The GBP/USD pair gained some positive traction on Thursday and reversed a part of the previous day’s slide to levels just below the 1.2000 psychological mark, or over a one-week low. The pair sticks to its modest intraday gains through the first half of the European session and is currently placed just above mid-1.2000s, albeit it lacks follow-through.
Retreating US Treasury bond yields trigger a modest US Dollar pullback from a six-week high touched on Wednesday, which, in turn, lends some support to the GBP/USD pair. That said, the prospects for further policy tightening by the Fed, along with looming recession risks, help limit the downside for the safe-haven Greenback.
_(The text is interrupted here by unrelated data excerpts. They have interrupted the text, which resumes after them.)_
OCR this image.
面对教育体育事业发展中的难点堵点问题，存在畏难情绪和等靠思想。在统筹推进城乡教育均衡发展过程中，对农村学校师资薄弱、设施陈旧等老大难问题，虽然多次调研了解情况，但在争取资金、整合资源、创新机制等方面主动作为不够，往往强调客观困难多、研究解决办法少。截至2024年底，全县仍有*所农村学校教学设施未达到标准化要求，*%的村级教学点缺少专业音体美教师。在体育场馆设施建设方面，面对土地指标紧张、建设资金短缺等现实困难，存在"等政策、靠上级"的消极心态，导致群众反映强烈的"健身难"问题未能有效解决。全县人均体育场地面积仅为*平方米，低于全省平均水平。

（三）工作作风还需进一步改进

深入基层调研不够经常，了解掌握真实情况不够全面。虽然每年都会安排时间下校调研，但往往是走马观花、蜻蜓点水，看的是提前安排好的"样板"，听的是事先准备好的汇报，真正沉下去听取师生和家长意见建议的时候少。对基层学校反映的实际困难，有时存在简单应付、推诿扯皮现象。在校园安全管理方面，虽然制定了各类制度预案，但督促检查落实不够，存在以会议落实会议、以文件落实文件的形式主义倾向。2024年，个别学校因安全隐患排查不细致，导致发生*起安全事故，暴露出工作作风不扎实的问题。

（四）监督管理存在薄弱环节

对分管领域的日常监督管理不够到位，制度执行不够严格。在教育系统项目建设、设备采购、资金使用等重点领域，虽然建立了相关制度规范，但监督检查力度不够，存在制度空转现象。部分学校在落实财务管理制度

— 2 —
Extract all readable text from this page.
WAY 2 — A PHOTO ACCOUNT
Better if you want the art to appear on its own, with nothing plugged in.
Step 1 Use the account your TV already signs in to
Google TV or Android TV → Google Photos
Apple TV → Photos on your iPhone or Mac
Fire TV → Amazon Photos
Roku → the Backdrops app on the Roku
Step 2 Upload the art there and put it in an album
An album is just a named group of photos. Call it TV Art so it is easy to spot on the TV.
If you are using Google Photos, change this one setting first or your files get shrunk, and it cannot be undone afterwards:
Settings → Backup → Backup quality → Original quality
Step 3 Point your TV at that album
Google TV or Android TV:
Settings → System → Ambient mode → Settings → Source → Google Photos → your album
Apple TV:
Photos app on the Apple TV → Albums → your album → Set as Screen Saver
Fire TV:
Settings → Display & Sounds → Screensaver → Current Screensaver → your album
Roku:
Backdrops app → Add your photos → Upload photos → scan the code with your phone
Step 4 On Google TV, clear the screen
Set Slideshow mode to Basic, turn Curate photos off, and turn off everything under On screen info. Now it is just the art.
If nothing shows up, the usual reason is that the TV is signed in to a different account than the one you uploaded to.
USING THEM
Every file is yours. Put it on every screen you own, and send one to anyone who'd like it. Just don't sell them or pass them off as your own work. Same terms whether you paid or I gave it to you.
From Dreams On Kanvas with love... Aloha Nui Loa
Apart from this, expectations that the Bank of England’s (BoE) current rate-hiking cycle is nearing the end contribute to keeping a lid on any meaningful upside for the major. Investors seem convinced that the US central bank will stick to its hawkish stance and are now pricing in at least a 25 bps lift-off at the next two FOMC meetings in March and May.
The bets were reaffirmed by the US CPI report on Tuesday and the recent comments by several FOMC officials, stressing the need for additional intrada rate hikes to gain control of inflation fully. This, in turn, might hold back traders from placing aggressive bearish bets around the USD and caps the GBP/USD pair.
In contrast, the softer-than-expected UK consumer inflation figures released on Wednesday ease pressure on the BoE to deliver aggressive rate hikes in the future. This warrants some caution for the GBP/USD bulls and positioning for any other intraday-appreciating move.
Traders now look to the US economic docket – featuring the Philly Fed Manufacturing Index, the usual Weekly Initial Jobless Claims, Building Permits, and Housing Starts – for some short-term opportunities.